Enhanced activation of the signaling pathways that mediate the differentiation of mononuclear monocytes into osteoclasts is an underlying cause of several bone diseases and bone metastasis. In particular, dysregulation and overexpression of macrophage colony-stimulating factor (M-CSF) and its c-FMS tyrosine kinase receptor, proteins that are essential for osteoclast differentiation, are known to promote bone metastasis and osteoporosis, making both the ligand and its receptor attractive targets for therapeutic intervention. With this aim in mind, our starting point was the previously held concept that the potential of the M-CSFC31S mutant as a therapeutic is derived from its inability to dimerize and hence to act as an agonist.

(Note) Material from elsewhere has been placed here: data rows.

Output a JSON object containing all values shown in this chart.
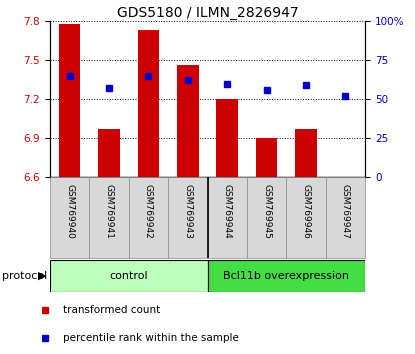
{
  "title": "GDS5180 / ILMN_2826947",
  "samples": [
    "GSM769940",
    "GSM769941",
    "GSM769942",
    "GSM769943",
    "GSM769944",
    "GSM769945",
    "GSM769946",
    "GSM769947"
  ],
  "transformed_counts": [
    7.78,
    6.97,
    7.73,
    7.46,
    7.2,
    6.9,
    6.97,
    6.6
  ],
  "percentile_ranks": [
    65,
    57,
    65,
    62,
    60,
    56,
    59,
    52
  ],
  "ylim_left": [
    6.6,
    7.8
  ],
  "ylim_right": [
    0,
    100
  ],
  "yticks_left": [
    6.6,
    6.9,
    7.2,
    7.5,
    7.8
  ],
  "yticks_right": [
    0,
    25,
    50,
    75,
    100
  ],
  "bar_color": "#cc0000",
  "dot_color": "#0000cc",
  "bar_bottom": 6.6,
  "groups": [
    {
      "label": "control",
      "start": 0,
      "end": 4,
      "color": "#bbffbb"
    },
    {
      "label": "Bcl11b overexpression",
      "start": 4,
      "end": 8,
      "color": "#44dd44"
    }
  ],
  "protocol_label": "protocol",
  "legend_bar_label": "transformed count",
  "legend_dot_label": "percentile rank within the sample",
  "bg_color": "#ffffff",
  "title_fontsize": 10,
  "tick_fontsize": 7.5,
  "sample_fontsize": 6.5,
  "group_fontsize": 8,
  "legend_fontsize": 7.5
}
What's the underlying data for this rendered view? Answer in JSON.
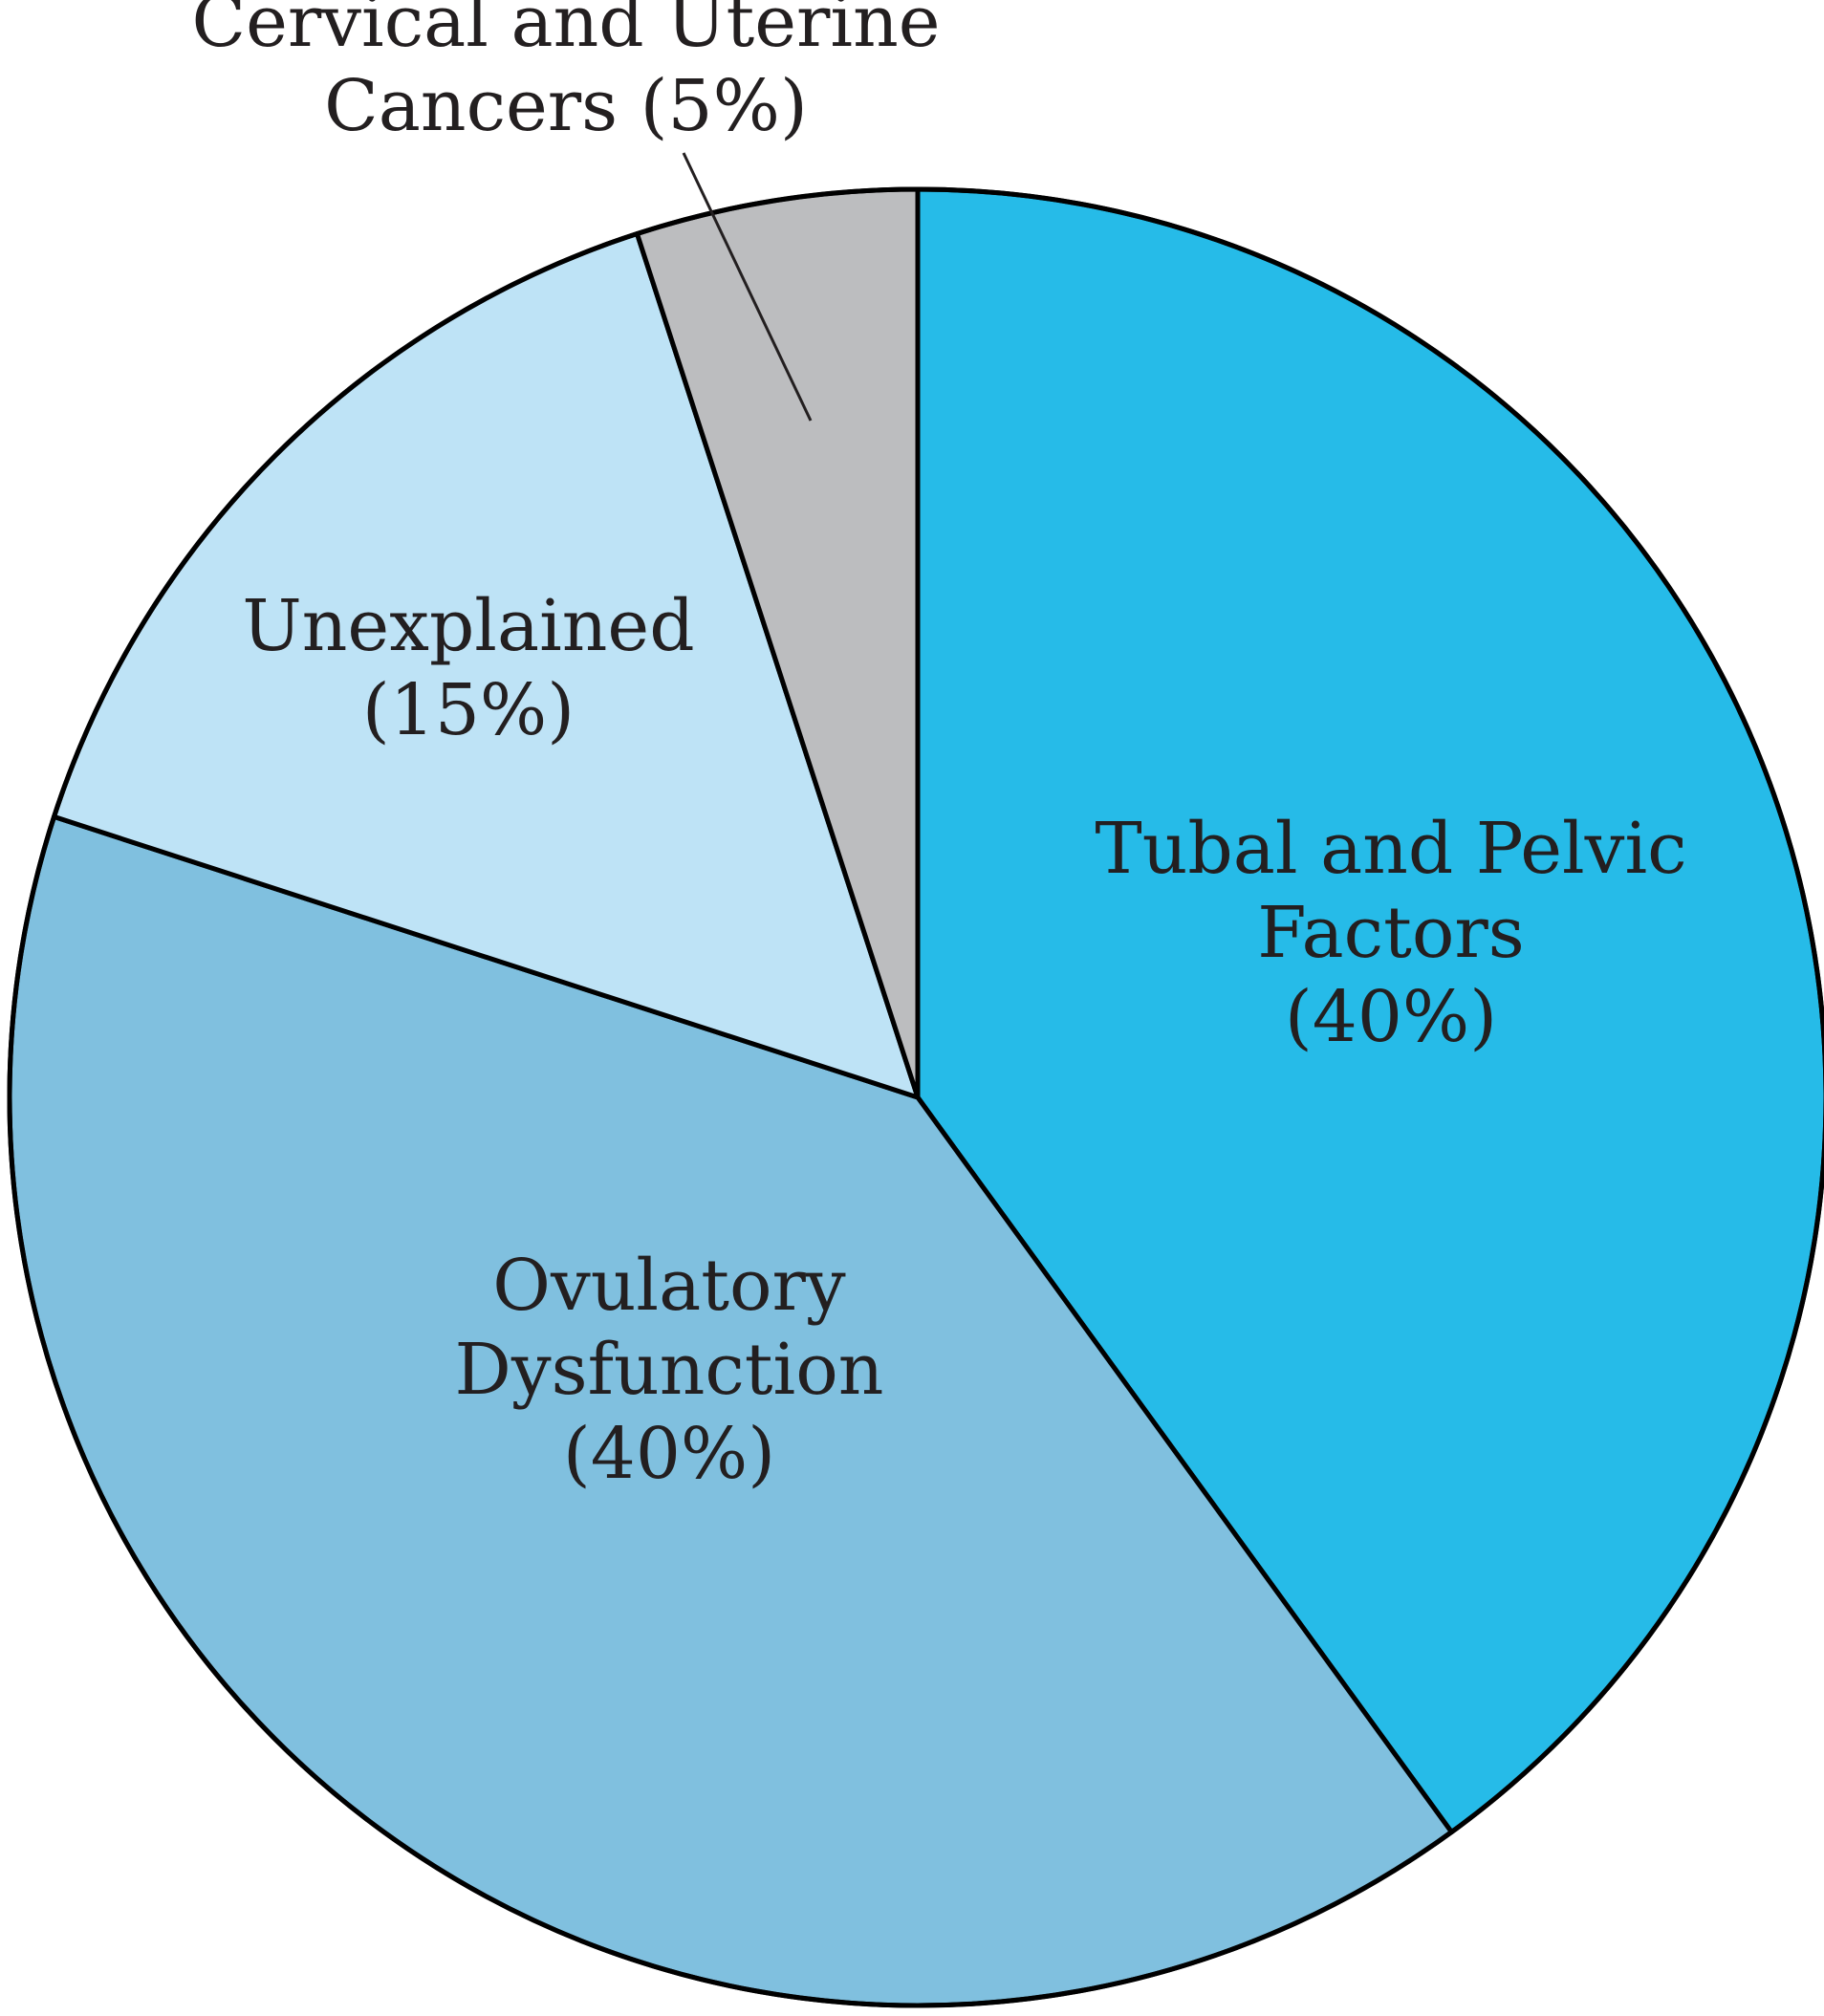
{
  "chart_data": {
    "type": "pie",
    "title": "",
    "slices": [
      {
        "label_lines": [
          "Tubal and Pelvic",
          "Factors",
          "(40%)"
        ],
        "value": 40,
        "color": "#26bbe8"
      },
      {
        "label_lines": [
          "Ovulatory",
          "Dysfunction",
          "(40%)"
        ],
        "value": 40,
        "color": "#80c0df"
      },
      {
        "label_lines": [
          "Unexplained",
          "(15%)"
        ],
        "value": 15,
        "color": "#bee3f6"
      },
      {
        "label_lines": [
          "Cervical and Uterine",
          "Cancers (5%)"
        ],
        "value": 5,
        "color": "#bcbdbf"
      }
    ],
    "start_angle_deg": 0,
    "direction": "clockwise",
    "legend": "none"
  }
}
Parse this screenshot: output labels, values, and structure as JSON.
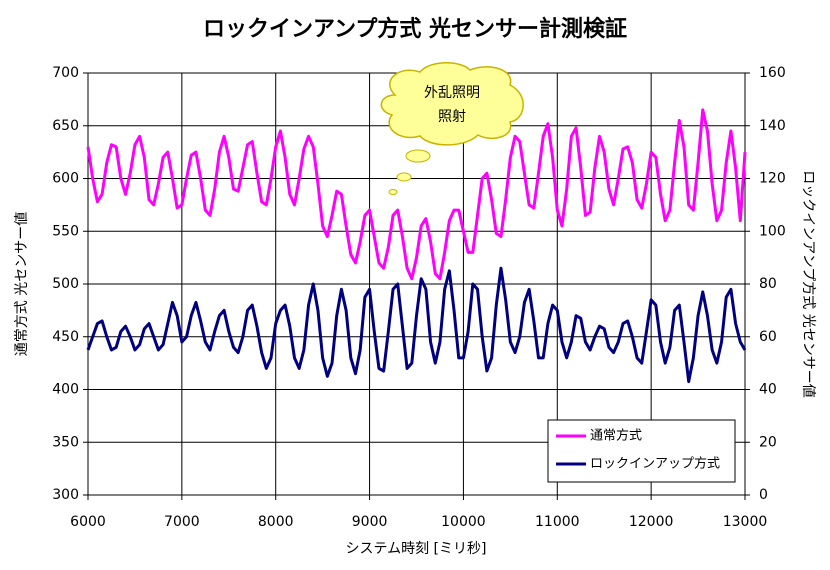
{
  "chart_data": {
    "type": "line",
    "title": "ロックインアンプ方式 光センサー計測検証",
    "xlabel": "システム時刻 [ミリ秒]",
    "ylabel": "通常方式 光センサー値",
    "y2label": "ロックインアンプ方式 光センサー値",
    "annotation": [
      "外乱照明",
      "照射"
    ],
    "legend": "lower right",
    "grid": true,
    "xlim": [
      6000,
      13000
    ],
    "xticks": [
      6000,
      7000,
      8000,
      9000,
      10000,
      11000,
      12000,
      13000
    ],
    "ylim": [
      300,
      700
    ],
    "yticks": [
      300,
      350,
      400,
      450,
      500,
      550,
      600,
      650,
      700
    ],
    "y2lim": [
      0,
      160
    ],
    "y2ticks": [
      0,
      20,
      40,
      60,
      80,
      100,
      120,
      140,
      160
    ],
    "x": [
      6000,
      6050,
      6100,
      6150,
      6200,
      6250,
      6300,
      6350,
      6400,
      6450,
      6500,
      6550,
      6600,
      6650,
      6700,
      6750,
      6800,
      6850,
      6900,
      6950,
      7000,
      7050,
      7100,
      7150,
      7200,
      7250,
      7300,
      7350,
      7400,
      7450,
      7500,
      7550,
      7600,
      7650,
      7700,
      7750,
      7800,
      7850,
      7900,
      7950,
      8000,
      8050,
      8100,
      8150,
      8200,
      8250,
      8300,
      8350,
      8400,
      8450,
      8500,
      8550,
      8600,
      8650,
      8700,
      8750,
      8800,
      8850,
      8900,
      8950,
      9000,
      9050,
      9100,
      9150,
      9200,
      9250,
      9300,
      9350,
      9400,
      9450,
      9500,
      9550,
      9600,
      9650,
      9700,
      9750,
      9800,
      9850,
      9900,
      9950,
      10000,
      10050,
      10100,
      10150,
      10200,
      10250,
      10300,
      10350,
      10400,
      10450,
      10500,
      10550,
      10600,
      10650,
      10700,
      10750,
      10800,
      10850,
      10900,
      10950,
      11000,
      11050,
      11100,
      11150,
      11200,
      11250,
      11300,
      11350,
      11400,
      11450,
      11500,
      11550,
      11600,
      11650,
      11700,
      11750,
      11800,
      11850,
      11900,
      11950,
      12000,
      12050,
      12100,
      12150,
      12200,
      12250,
      12300,
      12350,
      12400,
      12450,
      12500,
      12550,
      12600,
      12650,
      12700,
      12750,
      12800,
      12850,
      12900,
      12950,
      13000
    ],
    "series": [
      {
        "name": "通常方式",
        "color": "#ff00ff",
        "axis": "y",
        "values": [
          630,
          600,
          578,
          585,
          615,
          632,
          630,
          600,
          585,
          605,
          632,
          640,
          620,
          580,
          575,
          595,
          620,
          625,
          600,
          572,
          575,
          600,
          622,
          625,
          600,
          570,
          565,
          590,
          625,
          640,
          620,
          590,
          588,
          610,
          632,
          635,
          605,
          578,
          575,
          600,
          630,
          645,
          620,
          585,
          575,
          600,
          628,
          640,
          630,
          595,
          555,
          545,
          565,
          588,
          585,
          555,
          528,
          520,
          540,
          565,
          570,
          545,
          520,
          515,
          535,
          565,
          570,
          545,
          515,
          505,
          525,
          555,
          562,
          540,
          510,
          505,
          530,
          560,
          570,
          570,
          550,
          530,
          530,
          565,
          600,
          605,
          580,
          548,
          545,
          580,
          620,
          640,
          635,
          605,
          575,
          572,
          605,
          640,
          652,
          620,
          570,
          555,
          590,
          640,
          648,
          610,
          565,
          568,
          610,
          640,
          625,
          590,
          575,
          600,
          628,
          630,
          615,
          580,
          572,
          595,
          625,
          620,
          585,
          560,
          570,
          615,
          655,
          630,
          575,
          570,
          615,
          665,
          645,
          595,
          560,
          570,
          615,
          645,
          610,
          560,
          625
        ]
      },
      {
        "name": "ロックインアップ方式",
        "color": "#000080",
        "axis": "y2",
        "values": [
          55,
          60,
          65,
          66,
          60,
          55,
          56,
          62,
          64,
          60,
          55,
          57,
          63,
          65,
          60,
          55,
          57,
          65,
          73,
          68,
          58,
          60,
          68,
          73,
          66,
          58,
          55,
          62,
          68,
          70,
          62,
          56,
          54,
          60,
          70,
          72,
          64,
          54,
          48,
          52,
          65,
          70,
          72,
          64,
          52,
          48,
          55,
          72,
          80,
          70,
          52,
          45,
          50,
          68,
          78,
          70,
          52,
          46,
          55,
          75,
          78,
          62,
          48,
          47,
          62,
          78,
          80,
          64,
          48,
          50,
          68,
          82,
          78,
          58,
          50,
          58,
          78,
          85,
          70,
          52,
          52,
          62,
          80,
          78,
          60,
          47,
          52,
          72,
          86,
          74,
          58,
          54,
          60,
          73,
          78,
          66,
          52,
          52,
          65,
          72,
          70,
          58,
          52,
          58,
          68,
          67,
          58,
          55,
          60,
          64,
          63,
          56,
          54,
          58,
          65,
          66,
          60,
          52,
          50,
          62,
          74,
          72,
          58,
          50,
          56,
          70,
          72,
          58,
          43,
          52,
          68,
          77,
          68,
          55,
          50,
          58,
          75,
          78,
          65,
          58,
          55
        ]
      }
    ]
  }
}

The current study showed, however, that dimerization is not abolished in M-CSFC31S and that the protein retains agonistic activity toward osteoclasts. To design an M-CSF mutant with diminished dimerization capabilities, we solved the crystal structure of the M-CSFC31S dimer complex and used structure-based energy calculations to identify the residues responsible for its dimeric form. We then used that analysis to develop M-CSFC31S,M27R, a ligand-based, high-affinity antagonist for c-FMS that retained its binding ability but prevented the ligand dimerization that leads to receptor dimerization and activation. The monomeric properties of M-CSFC31S,M27R were validated using dynamic light scattering and small-angle X-ray scattering analyses. It was shown that this mutant is a functional inhibitor of M-CSF-dependent c-FMS activation and osteoclast differentiation in vitro Our study, therefore, provided insights into the sequence-structure-function relationships of the M-CSF/c-FMS interaction and of ligand/receptor tyrosine kinase interactions in general.
Keywords: X-ray structure; drug design; osteoclasts; protein–protein interactions; rational protein engineering; receptor tyrosine kinases.
© 2017 The Author(s); published by Portland Press Limited on behalf of the Biochemical Society.